Comment 1 Brad Buckingham 2020-06-08 14:27:06 UTC
Hi Dennis,

Would this still be applicable for pulp 3 or only pulp 2?

Comment 3 Tanya Tereshchenko 2021-04-19 17:37:15 UTC
Hi Pavel,

The details might not be entirely relevant for Pulp 3 but currently it would have the same issue in terms of a sequence in which tasks are performed.
Pulp 3 does not have auto publish functionality, it will have it soon though.
Katello triggers publication creation after pulp sync is done, I believe.

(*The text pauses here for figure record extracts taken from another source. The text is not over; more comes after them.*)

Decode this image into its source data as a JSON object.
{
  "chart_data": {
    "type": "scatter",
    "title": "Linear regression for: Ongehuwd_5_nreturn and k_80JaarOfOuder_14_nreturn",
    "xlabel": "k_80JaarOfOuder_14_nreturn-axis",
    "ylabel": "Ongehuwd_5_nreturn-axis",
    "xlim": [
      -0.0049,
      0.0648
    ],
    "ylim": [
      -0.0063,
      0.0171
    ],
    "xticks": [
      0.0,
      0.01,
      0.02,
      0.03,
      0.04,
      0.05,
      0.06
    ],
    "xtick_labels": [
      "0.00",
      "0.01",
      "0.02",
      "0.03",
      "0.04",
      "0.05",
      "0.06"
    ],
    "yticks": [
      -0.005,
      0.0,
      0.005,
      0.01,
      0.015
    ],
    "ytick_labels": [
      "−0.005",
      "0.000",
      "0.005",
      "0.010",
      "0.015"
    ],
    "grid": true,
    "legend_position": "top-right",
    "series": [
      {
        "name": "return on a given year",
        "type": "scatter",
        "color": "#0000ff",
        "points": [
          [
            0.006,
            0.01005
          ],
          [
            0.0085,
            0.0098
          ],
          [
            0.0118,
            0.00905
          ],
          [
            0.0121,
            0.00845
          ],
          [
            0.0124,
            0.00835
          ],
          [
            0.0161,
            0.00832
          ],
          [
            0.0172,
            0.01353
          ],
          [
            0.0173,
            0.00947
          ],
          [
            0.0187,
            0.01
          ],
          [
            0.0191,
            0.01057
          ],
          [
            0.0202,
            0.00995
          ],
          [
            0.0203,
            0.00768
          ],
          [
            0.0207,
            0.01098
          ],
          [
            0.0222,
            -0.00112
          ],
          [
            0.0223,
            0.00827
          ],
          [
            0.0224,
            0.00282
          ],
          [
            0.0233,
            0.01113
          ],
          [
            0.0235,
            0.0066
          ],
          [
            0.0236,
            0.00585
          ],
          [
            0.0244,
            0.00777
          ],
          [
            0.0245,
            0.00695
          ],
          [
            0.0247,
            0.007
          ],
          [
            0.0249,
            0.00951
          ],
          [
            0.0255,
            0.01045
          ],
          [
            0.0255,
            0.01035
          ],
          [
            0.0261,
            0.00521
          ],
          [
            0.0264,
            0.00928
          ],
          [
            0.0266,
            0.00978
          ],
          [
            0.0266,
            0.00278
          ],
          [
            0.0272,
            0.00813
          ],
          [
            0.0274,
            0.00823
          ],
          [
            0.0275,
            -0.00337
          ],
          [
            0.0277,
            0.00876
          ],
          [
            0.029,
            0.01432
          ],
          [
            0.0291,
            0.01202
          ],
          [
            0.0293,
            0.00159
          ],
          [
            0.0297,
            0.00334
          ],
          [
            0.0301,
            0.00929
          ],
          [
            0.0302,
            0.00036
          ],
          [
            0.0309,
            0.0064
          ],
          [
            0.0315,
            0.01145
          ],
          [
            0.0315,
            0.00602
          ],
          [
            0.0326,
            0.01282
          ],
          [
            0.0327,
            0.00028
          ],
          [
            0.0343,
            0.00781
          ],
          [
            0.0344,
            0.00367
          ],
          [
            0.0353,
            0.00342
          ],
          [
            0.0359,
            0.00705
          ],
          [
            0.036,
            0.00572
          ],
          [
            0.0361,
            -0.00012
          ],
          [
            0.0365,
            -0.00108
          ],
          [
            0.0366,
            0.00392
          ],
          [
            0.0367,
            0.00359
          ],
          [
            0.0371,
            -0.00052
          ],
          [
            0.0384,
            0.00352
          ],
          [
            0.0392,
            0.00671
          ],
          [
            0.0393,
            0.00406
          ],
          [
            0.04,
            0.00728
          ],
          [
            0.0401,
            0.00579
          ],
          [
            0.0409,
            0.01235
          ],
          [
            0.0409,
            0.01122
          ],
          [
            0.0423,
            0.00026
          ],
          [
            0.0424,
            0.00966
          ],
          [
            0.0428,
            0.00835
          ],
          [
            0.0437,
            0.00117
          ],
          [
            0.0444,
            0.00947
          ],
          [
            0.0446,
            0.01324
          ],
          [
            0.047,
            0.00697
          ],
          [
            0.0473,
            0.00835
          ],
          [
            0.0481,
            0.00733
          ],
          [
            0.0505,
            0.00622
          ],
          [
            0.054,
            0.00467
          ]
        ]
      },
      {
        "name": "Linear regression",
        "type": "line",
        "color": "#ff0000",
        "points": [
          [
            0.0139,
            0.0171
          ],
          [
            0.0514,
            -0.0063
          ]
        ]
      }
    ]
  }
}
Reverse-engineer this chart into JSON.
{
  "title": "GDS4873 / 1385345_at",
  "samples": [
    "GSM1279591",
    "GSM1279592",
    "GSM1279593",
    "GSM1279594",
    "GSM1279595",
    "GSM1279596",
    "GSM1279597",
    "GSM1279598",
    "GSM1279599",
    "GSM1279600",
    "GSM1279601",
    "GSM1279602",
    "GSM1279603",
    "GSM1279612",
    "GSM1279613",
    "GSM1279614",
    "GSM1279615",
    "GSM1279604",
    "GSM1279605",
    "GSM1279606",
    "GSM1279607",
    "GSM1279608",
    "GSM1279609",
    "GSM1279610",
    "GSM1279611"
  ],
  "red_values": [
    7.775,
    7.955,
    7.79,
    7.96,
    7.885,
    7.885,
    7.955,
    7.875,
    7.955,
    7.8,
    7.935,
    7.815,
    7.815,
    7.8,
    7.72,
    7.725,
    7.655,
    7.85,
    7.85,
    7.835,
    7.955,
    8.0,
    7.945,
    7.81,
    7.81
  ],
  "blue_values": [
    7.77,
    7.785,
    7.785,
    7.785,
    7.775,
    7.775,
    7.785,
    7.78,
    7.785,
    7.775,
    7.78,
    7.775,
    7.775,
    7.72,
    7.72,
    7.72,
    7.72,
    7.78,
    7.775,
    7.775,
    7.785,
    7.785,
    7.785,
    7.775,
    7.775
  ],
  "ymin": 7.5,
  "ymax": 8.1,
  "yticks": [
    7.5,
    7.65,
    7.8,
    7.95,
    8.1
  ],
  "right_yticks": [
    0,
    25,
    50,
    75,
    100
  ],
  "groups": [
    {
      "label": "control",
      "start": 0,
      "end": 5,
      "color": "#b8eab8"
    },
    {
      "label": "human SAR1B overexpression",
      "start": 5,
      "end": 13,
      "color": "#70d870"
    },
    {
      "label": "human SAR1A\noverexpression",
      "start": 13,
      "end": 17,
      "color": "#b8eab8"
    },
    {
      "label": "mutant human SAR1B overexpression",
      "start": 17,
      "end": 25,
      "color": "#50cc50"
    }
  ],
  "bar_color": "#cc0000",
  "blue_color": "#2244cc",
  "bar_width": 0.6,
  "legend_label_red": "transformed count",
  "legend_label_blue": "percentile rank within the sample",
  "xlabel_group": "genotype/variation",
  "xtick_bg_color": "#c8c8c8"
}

There is some tasking system redesign is going on at the moment + auto-publish is just being added.
I'll keep this BZ open, to keep the workflow you described in mind. And we'll see if we could improve something in this are.

Thanks!

Comment 4 Tanya Tereshchenko 2021-04-21 14:54:59 UTC
Pavel, the new auto-publish/distribute feature in Pulp 3 upstream makes it possible to perform Pulp's sync/publish inside one task.
Currently, Katello doesn't use this feature, so as of now, Satellite will behave in a simialr way as before.
We'll see if there are any objections/obstacles to start using this feature on the Katello side.

Comment 5 Pavel Moravec 2021-04-21 20:18:25 UTC
(In reply to Tanya Tereshchenko from comment #4)
> Pavel, the new auto-publish/distribute feature in Pulp 3 upstream makes it
> possible to perform Pulp's sync/publish inside one task.
> Currently, Katello doesn't use this feature, so as of now, Satellite will
> behave in a simialr way as before.
> We'll see if there are any objections/obstacles to start using this feature
> on the Katello side.

This sounds promising. Thanks for the review and feedback!

Comment 6 Tanya Tereshchenko 2021-06-04 20:10:28 UTC
The desired behaviour is available in the upstream releases of pulp_rpm 3.12+ when using auto-publish/distribute feature. 
In such case, Pulp sync and publish run inside one task.

Moving to Katello/Repositories component to consider using the feature in the future.

Comment 7 Daniel Alley 2021-09-24 17:10:07 UTC
Auto-publish would also (probably) simplify Katello's codepaths, as for mirror repos you expect a publication to be created during the sync, but for non-mirror sync you do not, and have to trigger it yourselves.

Letting non-mirrored repos be auto-published would mean that either way you can expect the publication to be there.

But there's probably more that Pulp can do to make the workflows streamlined, so as you start looking into this definitely let us know if you have any pain points.

Comment 8 Brad Buckingham 2022-09-02 20:25:18 UTC
Upon review of our valid but aging backlog the Satellite Team has concluded that this Bugzilla does not meet the criteria for a resolution in the near term, and are planning to close in a month. This message may be a repeat of a previous update and the bug is again being considered to be closed. If you have any concerns about this, please contact your Red Hat Account team.  Thank you.

Comment 9 Brad Buckingham 2022-09-05 22:59:20 UTC
Upon review of our valid but aging backlog the Satellite Team has concluded that this Bugzilla does not meet the criteria for a resolution in the near term, and are planning to close in a month. This message may be a repeat of a previous update and the bug is again being considered to be closed. If you have any concerns about this, please contact your Red Hat Account team.  Thank you.

Comment 10 Daniel Alley 2022-09-08 12:55:28 UTC
The task scheduling is improved in Pulp 3, so arguably this isn't much of an issue anymore regardless.